Results from The Hershey Co (NYSE:HSY) will show investors whether the strong demand for chocolates has continued its momentum through the holiday season. It will also give insights into how consumers responded to the company’s Lancaster Soft Cremes chocolates, the latest brand to be launched after 30 years, in January 2014. Wall Street would also be keeping an eye on its 2014 sales outlook and business plans in China.
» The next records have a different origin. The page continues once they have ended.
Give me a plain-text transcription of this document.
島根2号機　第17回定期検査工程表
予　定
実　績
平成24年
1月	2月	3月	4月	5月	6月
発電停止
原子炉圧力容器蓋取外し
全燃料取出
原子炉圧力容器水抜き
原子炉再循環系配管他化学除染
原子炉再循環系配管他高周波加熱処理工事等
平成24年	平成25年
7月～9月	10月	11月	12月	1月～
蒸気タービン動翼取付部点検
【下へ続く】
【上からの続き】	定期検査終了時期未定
Diversified manufacturer 3M (NYSE:MMM) is expected to post higher earnings, helped by steady sales growth across all its businesses. Investors will want to hear more from the company, whose products range from Post-It notes to film for flat-panel televisions, about its acquisition targets after 3M said last month it plans to spend $5-10 billion on deals through 2017. The company is scheduled to report before the bell.

Harley-Davidson (NYSE:HOG) reports fourth-quarter results before the opening bell. The motorcycle maker, grappling with reduced demand for big bikes in its key US market as well as tough headwinds in some of its international markets, is hoping to grow sales and profits.

Whirlpool’s (NYSE:WHR) outlook for 2014 will be in focus when it reports fourth-quarter results. The US-based maker of home appliances had a strong year in 2013, beating analysts’ estimates and raising its full-year EPS forecasts.

Audio equipment maker Harman (NYSE:HAR) is expected to have done well in the second quarter as European luxury carmakers, its biggest customer base, reported strong performance. This was mainly attributed to the economic recovery in the region and higher sales of low-priced cars.